Now, work isn’t going so well for the pair, with Jake’s father scoffing at his successful brother Logan and his family when they head over for dinner. Their kid, Junior, has just made regionals but he and Jake don’t exactly see eye to eye. He calls out Jake for being gay and causes plenty of awkward tension at the dinner table. When the family leave, Jake’s dad heads upstairs and smashes his son’s art sculpture to bits. To make matters worse, Jake’s cat Binxie is killed by the killer doll. And the only evidence happens to be tufts of bloody hair in Chucky’s hand.Anyway, Jake heads to school with Chucky because why not I guess? Anyway, it doesn’t exactly help his prospects at school. Junior happens to attend the same school too, and as his girlfriend Lexy shows up, she encourages Jake to open up about his financial situation. In fact, she even starts a GoFundMe for him too, which receives big laughs around science class when it pops up. After school, Lexy finds herself freaked out by Chucky moving about and stalking her. When the teacher returns, Chucky goes limp and Lexy chalks this up to smoking too much weed. Naturally. That evening, with Jake trying desperately to sell the doll, he receives a call from someone claiming to know about Chucky. He warns Jake to be careful and to check Chucky’s batteries next time. There’s some nice throwbacks to classic Child’s Play here, as Jake heads online to research more about the doll. The headlines link back to the first few movies beautifully. At school the next day, Jake clings to Chucky as he stands up and begins berating Lexy during the talent show. He steals the spotlight and calls out her search history, making a complete fool out of her. Chucky and Jake receive a round of applause but it also prompts a big argument from his dad that evening when he finds out.

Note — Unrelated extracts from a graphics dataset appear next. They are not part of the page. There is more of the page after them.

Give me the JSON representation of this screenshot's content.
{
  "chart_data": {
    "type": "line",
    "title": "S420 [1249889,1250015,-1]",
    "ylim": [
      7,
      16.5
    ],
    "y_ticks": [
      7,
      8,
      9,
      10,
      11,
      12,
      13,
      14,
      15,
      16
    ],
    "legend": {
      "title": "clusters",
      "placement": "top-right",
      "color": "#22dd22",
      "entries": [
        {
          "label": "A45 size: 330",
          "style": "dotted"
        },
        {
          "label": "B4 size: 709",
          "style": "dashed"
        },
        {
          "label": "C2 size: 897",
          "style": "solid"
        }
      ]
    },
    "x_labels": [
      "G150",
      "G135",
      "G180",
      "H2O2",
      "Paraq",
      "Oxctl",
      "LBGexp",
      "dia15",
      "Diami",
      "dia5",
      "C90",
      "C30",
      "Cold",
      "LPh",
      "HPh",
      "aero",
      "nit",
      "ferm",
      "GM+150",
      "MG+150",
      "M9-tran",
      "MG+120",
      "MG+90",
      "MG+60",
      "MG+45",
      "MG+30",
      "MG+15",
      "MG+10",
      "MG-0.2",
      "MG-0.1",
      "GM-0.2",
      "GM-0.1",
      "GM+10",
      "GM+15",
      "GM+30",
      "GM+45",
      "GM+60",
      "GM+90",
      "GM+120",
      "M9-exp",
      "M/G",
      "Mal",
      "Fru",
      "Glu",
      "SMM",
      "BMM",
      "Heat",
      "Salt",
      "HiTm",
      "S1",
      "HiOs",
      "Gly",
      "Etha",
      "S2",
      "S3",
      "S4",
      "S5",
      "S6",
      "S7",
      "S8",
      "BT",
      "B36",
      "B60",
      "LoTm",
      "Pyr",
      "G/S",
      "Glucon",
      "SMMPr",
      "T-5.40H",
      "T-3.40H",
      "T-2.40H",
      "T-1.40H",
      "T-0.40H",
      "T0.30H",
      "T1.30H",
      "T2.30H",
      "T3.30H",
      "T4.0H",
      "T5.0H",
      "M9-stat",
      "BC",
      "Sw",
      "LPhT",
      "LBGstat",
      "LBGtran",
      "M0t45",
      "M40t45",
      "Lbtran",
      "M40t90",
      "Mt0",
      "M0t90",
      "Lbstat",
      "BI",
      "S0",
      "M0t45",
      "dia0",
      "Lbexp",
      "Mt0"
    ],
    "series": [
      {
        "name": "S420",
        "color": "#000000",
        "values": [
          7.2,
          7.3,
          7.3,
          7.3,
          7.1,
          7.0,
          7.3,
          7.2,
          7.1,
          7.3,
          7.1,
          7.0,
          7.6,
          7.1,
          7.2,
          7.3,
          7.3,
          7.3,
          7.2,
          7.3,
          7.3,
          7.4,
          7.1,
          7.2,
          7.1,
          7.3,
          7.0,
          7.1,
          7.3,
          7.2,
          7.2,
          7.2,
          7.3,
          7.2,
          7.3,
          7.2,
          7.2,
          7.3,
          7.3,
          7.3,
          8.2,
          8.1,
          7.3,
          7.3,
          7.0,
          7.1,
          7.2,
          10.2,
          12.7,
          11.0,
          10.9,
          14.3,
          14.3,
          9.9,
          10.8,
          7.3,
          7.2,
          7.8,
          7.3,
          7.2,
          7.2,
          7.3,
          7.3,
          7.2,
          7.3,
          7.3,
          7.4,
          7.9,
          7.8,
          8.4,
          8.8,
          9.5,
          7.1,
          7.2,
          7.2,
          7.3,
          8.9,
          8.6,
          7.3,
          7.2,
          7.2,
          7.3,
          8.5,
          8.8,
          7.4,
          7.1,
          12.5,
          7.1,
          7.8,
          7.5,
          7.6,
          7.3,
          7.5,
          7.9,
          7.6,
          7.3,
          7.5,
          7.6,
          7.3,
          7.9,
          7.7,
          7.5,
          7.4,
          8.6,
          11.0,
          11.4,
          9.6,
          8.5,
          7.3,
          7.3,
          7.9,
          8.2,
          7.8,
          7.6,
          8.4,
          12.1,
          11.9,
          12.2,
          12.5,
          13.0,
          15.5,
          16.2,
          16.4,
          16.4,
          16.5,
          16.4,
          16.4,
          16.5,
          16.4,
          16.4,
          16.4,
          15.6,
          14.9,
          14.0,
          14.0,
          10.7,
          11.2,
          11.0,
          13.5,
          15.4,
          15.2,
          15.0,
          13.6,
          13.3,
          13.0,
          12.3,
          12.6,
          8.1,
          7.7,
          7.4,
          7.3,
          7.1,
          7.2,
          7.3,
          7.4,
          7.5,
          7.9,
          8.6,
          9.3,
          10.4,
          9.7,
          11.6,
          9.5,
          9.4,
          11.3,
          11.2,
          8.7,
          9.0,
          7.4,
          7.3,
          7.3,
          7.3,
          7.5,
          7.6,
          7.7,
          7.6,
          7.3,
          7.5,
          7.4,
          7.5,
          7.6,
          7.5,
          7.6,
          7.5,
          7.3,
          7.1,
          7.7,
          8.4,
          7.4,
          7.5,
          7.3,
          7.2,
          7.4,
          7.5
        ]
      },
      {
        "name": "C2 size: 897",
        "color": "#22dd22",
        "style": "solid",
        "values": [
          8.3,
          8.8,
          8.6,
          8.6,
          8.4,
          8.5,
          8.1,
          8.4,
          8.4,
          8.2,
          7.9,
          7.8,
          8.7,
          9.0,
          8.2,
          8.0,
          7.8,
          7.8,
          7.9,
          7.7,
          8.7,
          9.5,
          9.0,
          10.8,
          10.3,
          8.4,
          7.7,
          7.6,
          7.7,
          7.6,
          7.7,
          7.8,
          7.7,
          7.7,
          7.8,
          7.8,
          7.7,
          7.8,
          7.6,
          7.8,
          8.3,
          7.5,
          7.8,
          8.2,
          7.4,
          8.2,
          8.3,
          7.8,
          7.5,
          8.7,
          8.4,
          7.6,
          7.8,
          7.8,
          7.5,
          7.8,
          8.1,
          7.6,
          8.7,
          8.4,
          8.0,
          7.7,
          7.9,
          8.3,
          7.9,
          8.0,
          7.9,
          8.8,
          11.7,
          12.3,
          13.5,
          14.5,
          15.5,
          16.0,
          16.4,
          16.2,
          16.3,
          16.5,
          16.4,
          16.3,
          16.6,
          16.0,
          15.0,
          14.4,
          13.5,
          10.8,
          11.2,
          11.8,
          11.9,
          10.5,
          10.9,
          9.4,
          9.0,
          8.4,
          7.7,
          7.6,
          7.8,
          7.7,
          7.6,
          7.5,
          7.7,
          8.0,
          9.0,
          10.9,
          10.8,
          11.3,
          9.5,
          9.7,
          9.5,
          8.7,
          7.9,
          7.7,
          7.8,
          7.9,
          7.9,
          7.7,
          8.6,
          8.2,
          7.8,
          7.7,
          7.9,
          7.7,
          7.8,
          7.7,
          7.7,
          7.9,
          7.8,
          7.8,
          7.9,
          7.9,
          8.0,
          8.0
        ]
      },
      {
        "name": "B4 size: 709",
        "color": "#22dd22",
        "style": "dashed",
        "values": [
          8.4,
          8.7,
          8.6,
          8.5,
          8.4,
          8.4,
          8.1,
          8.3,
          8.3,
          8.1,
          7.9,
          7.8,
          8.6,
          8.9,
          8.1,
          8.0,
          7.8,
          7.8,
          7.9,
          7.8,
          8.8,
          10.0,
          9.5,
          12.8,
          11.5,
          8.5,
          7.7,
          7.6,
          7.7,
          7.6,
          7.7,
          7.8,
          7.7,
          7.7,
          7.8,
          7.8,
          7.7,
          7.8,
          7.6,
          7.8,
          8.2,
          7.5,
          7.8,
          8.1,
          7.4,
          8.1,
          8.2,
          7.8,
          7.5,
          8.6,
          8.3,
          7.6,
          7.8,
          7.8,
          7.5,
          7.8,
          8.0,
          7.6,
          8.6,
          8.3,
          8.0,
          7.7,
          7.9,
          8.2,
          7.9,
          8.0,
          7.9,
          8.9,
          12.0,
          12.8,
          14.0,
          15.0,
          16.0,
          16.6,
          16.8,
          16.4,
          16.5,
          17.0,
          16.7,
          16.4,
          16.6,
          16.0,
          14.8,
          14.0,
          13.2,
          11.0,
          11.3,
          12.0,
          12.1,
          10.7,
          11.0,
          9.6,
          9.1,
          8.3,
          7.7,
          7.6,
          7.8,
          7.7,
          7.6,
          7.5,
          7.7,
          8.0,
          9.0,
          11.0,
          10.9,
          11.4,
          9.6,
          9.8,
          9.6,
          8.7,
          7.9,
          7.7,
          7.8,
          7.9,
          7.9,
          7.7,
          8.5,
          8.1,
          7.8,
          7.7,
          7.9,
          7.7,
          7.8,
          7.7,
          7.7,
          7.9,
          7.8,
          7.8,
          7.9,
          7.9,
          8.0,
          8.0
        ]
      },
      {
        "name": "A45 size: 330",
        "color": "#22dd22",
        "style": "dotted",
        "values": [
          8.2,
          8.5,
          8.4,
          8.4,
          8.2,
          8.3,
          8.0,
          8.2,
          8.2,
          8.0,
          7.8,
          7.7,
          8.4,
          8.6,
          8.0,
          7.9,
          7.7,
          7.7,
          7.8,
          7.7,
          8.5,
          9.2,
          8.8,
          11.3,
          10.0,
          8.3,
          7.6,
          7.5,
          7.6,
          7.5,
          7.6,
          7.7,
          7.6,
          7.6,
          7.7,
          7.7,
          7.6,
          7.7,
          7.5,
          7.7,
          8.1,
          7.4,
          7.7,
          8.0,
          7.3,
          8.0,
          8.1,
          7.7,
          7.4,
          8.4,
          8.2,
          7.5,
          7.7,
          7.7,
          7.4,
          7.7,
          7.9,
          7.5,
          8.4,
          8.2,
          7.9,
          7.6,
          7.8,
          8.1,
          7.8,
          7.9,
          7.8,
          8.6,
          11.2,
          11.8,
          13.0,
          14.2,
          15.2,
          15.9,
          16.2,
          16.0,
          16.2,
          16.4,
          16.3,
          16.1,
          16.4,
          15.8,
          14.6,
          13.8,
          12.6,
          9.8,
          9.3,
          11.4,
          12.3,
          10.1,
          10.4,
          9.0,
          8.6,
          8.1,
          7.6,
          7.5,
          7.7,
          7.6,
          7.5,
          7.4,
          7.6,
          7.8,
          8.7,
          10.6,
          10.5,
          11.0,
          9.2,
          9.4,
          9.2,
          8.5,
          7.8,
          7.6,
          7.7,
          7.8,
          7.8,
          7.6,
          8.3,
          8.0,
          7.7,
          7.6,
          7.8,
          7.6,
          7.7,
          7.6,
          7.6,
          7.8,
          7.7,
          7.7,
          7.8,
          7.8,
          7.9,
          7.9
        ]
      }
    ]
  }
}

He’s clearly not happy that Jake isn’t “normal” (his words) and calls him out for being weird. When Jake heads upstairs, Chucky is left down with his father. Not only does he drink all his whiskey, he also dispatches Jake’s dad in a pretty gnarly fashion, puking just after the breakers are thrown back on. With sparks flying, Jake looks down at his dad in horror. Chucky meanwhile, looks on in glee. Detective Evans (Rachelle Casseus) and Peyton (Travis Milne) show up and ask Jake some questions about what happened but mostly they just claim this is a “death by misadventure”…for now. With his father dead, Jake is shipped off to stay with his uncle in their swanky mansion. And that obviously doesn’t look like it’s going to pose well for Junior – especially when Chucky comes with Jake too. Alone, Jake manages to talk to Chucky properly, who decides they need to talk about Lexy, brandishing a knife after outing himself as Charles Lee Ray!

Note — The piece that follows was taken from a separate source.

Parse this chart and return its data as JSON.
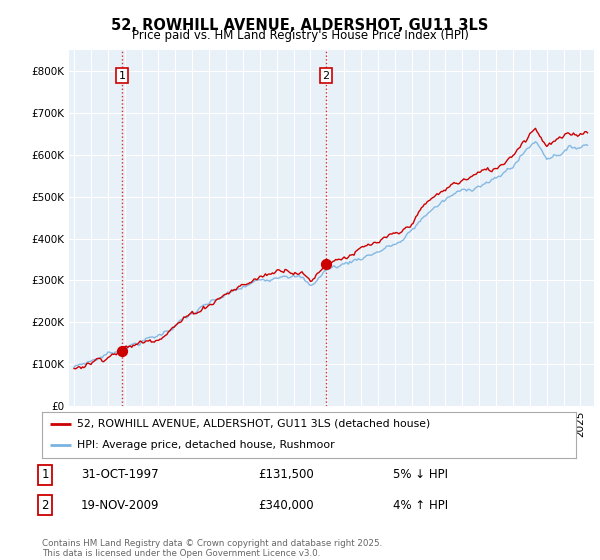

Chucky is back! And fans of the murderous doll will absolutely love what’s on offer in this series. There are plenty of throwbacks to the movie franchise, lots of Easter eggs and a solid story that plays on the same simple concept that made the films so enjoyable. The soundtrack is probably the one big stand-out point here and it’s oftentimes something that’s overlooked. The simple but effective ambient score uses those same chimes that made the films so distinctive and it’s great to see that rekindled for this show. It’s also great that Brad Dourif is back as Chucky too because honestly, I can’t imagine anyone else taking that role. The throwbacks to the past are obviously important but there’s also a clear desire to make this something that newcomers can dive into too. In that respect, the addition of Jake Wheeler is a good one and he’s an easy character to warm too as well.

What did you guys think of the episode?
What are you looking forward about the show?
Are you as excited as i am to see Jennifer Tilly?